Neuronal activity drives pathway-specific depolarization of astrocyte distal processes

bioRxiv (Cold Spring Harbor Laboratory) · 2021-07-04 · 5 citations

Abstract Astrocytes are glial cells that interact with neuronal synapses via their distal processes, where they remove glutamate and potassium (K + ) from the extracellular space following neuronal activity. Astrocyte clearance of both glutamate and K + is voltage-dependent, but astrocyte membrane potential (V m ) has been thought to be largely invariant. As a result, these voltage-dependencies have not been considered relevant to astrocyte function. Using genetically encoded voltage indicators enabling the measurement of V m at distal astrocyte processes (DAPs), we report large, rapid, focal, and pathway-specific depolarizations in DAPs during neuronal activity.

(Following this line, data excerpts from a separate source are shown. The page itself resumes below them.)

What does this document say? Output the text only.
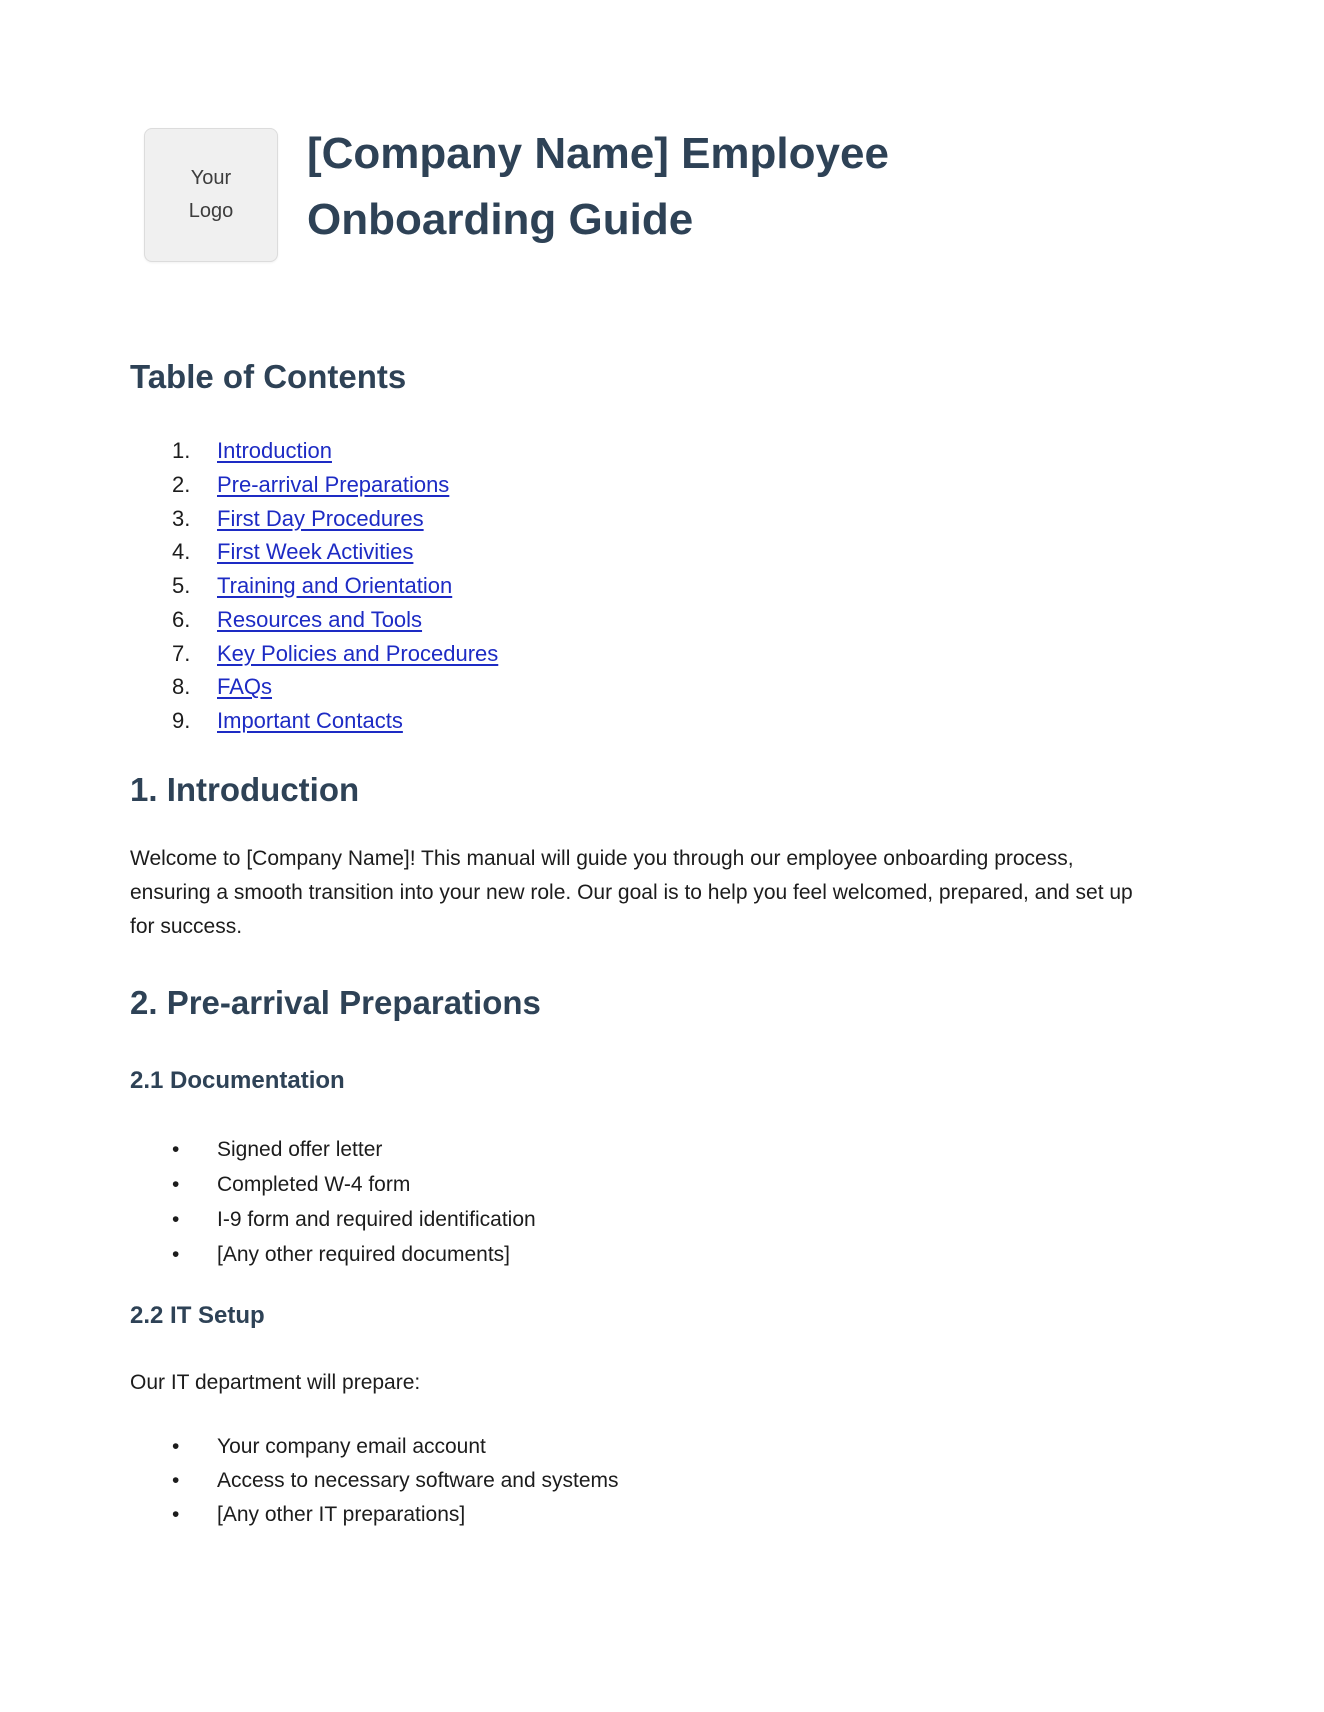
Your
Logo
[Company Name] Employee
Onboarding Guide
Table of Contents
1.	Introduction
2.	Pre-arrival Preparations
3.	First Day Procedures
4.	First Week Activities
5.	Training and Orientation
6.	Resources and Tools
7.	Key Policies and Procedures
8.	FAQs
9.	Important Contacts
1. Introduction
Welcome to [Company Name]! This manual will guide you through our employee onboarding process, ensuring a smooth transition into your new role. Our goal is to help you feel welcomed, prepared, and set up for success.
2. Pre-arrival Preparations
2.1 Documentation
•	Signed offer letter
•	Completed W-4 form
•	I-9 form and required identification
•	[Any other required documents]
2.2 IT Setup
Our IT department will prepare:
•	Your company email account
•	Access to necessary software and systems
•	[Any other IT preparations]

These activity-dependent astrocyte depolarizations are driven by action potential-mediated presynaptic K + efflux and electrogenic glutamate transporters. We find that DAP depolarization inhibits astrocyte glutamate clearance during neuronal activity, enhancing neuronal activation by glutamate. This represents a novel class of sub-cellular astrocyte membrane dynamics and a new form of astrocyte-neuron interaction. One Sentence Summary Genetically encoded voltage imaging of astrocytes shows that presynaptic neuronal activity drives focal astrocyte depolarization, contributing to activity-dependent inhibition of glutamate uptake.